Każde dziecko, które chce przyjąć ten sakrament musi się odpowiednio przygotować. - Regularne uczestnictwo w niedzielnej mszy, udział w lekcjach religii oraz wola przyjęcia komunii świętej, to podstawowe kryteria dopuszczenia kandydata do przyjęcia sakramentu - informuje ks. Mirosław Szewieczek z parafii p.w. Przenajświętszej Trójcy w Bielsku-Białej.
Rewia mody komunijnej...
W polskiej tradycji uroczystości pierwszokomunijne są świętem hucznie obchodzonym w rodzinnym gronie. - Organizuję przyjęcie w lokalu dla ok. 25 gości. Miało przyjechać więcej, ale często terminy pierwszych komunii w różnych miejscowościach pokrywają się - mówi Dorota, mama 8-letniego Piotrusia. - Koszt przyjęcia wynosi ok. 100 zł od osoby. Do tego trzeba doliczyć tort i inne ciasta. Kolejne koszty są związane z oprawą liturgiczną. W parafii p.w. Przenajświętszej Trójcy w Bielsku-Białej, gdzie sakrament przyjmie mój syn, rodzice składają się po 120 zł, m.in. na pokrycie kosztów dekoracji kościoła, modlitewników dla dzieci, odprawienia mszy w ich intencji. Moja znajoma, która mieszka w okolicach Bielska-Białej ponosi o wiele większe koszty, gdyż na wsi mniej dzieci przystępuje do pierwszej komunii.

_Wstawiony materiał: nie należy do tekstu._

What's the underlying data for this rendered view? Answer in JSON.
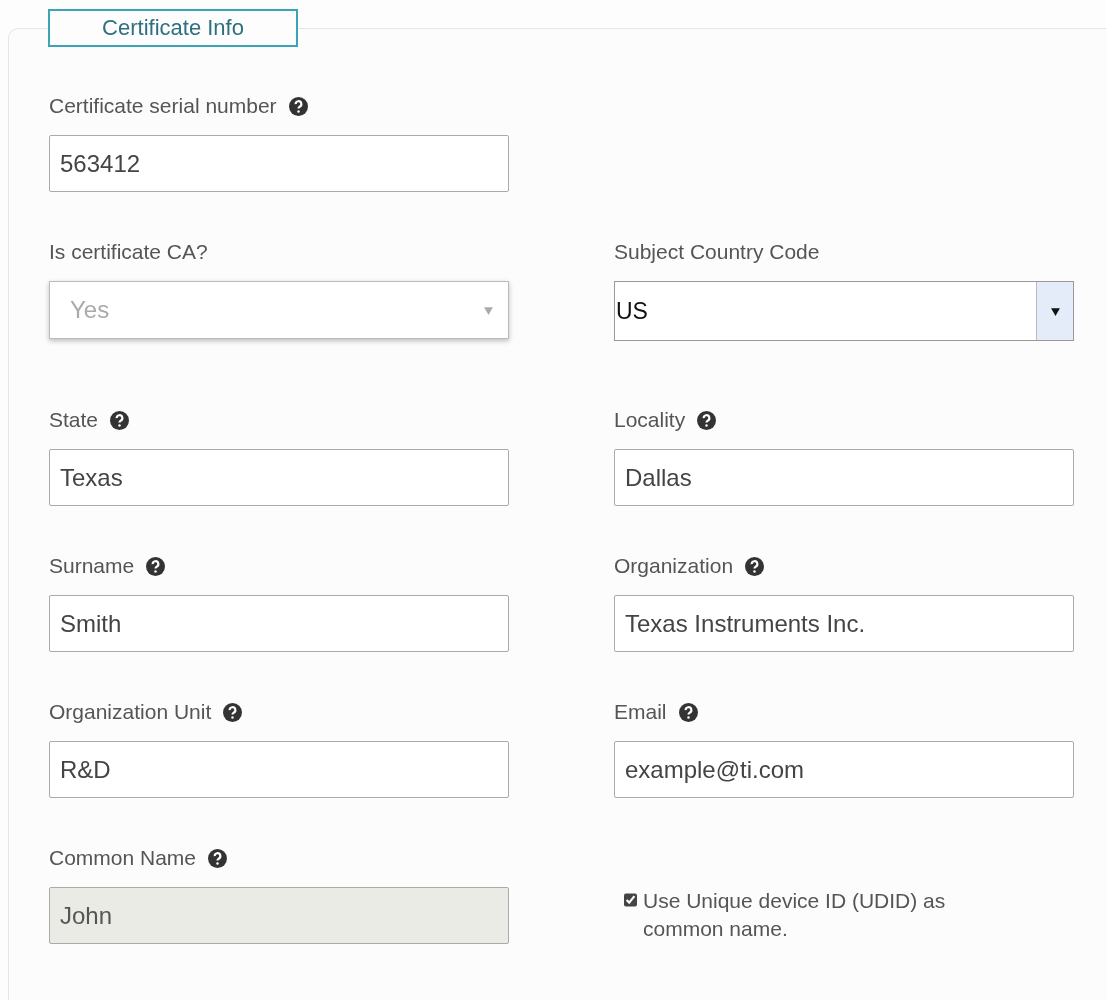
{
  "panel": {
    "legend": "Certificate Info"
  },
  "rows": [
    [
      {
        "kind": "text",
        "label": "Certificate serial number",
        "help": true,
        "value": "563412",
        "disabled": false
      }
    ],
    [
      {
        "kind": "select",
        "label": "Is certificate CA?",
        "help": false,
        "value": "Yes",
        "disabled": true
      },
      {
        "kind": "native-select",
        "label": "Subject Country Code",
        "help": false,
        "value": "US",
        "disabled": false
      }
    ],
    [
      {
        "kind": "text",
        "label": "State",
        "help": true,
        "value": "Texas",
        "disabled": false
      },
      {
        "kind": "text",
        "label": "Locality",
        "help": true,
        "value": "Dallas",
        "disabled": false
      }
    ],
    [
      {
        "kind": "text",
        "label": "Surname",
        "help": true,
        "value": "Smith",
        "disabled": false
      },
      {
        "kind": "text",
        "label": "Organization",
        "help": true,
        "value": "Texas Instruments Inc.",
        "disabled": false
      }
    ],
    [
      {
        "kind": "text",
        "label": "Organization Unit",
        "help": true,
        "value": "R&D",
        "disabled": false
      },
      {
        "kind": "text",
        "label": "Email",
        "help": true,
        "value": "example@ti.com",
        "disabled": false
      }
    ],
    [
      {
        "kind": "text",
        "label": "Common Name",
        "help": true,
        "value": "John",
        "disabled": true
      },
      {
        "kind": "checkbox",
        "label": "Use Unique device ID (UDID) as common name.",
        "checked": true
      }
    ]
  ]
}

Kolejnym wydatkiem, który czeka rodziców jest strój komunijny. Za garnitur dla chłopca trzeba zapłacić 250-600 zł. Nadal modne są ciemne garnitury. Część klientów wybiera również beżowe i szare. Chłopcy muszą mieć także odpowiednio dobrane dodatki. O wiele więcej problemów pojawia się przy ubiorze dziewczynki. Nowa sukienka komunijna kosztuje nawet kilkaset złotych. Według kanonów mody, powinna być długa i drapowana. Białą ożywią modne hafty w pastelowych kolorach (np. złotym) lub białe, różowe i błękitne różyczki. Mimo, iż moda komunijna dla dziewczynek często wzoruje się na modzie ślubnej, wybierając taką sukienkę należy unikać przepychu. Nieodłącznym uzupełnieniem stroju są wianek i rękawiczki.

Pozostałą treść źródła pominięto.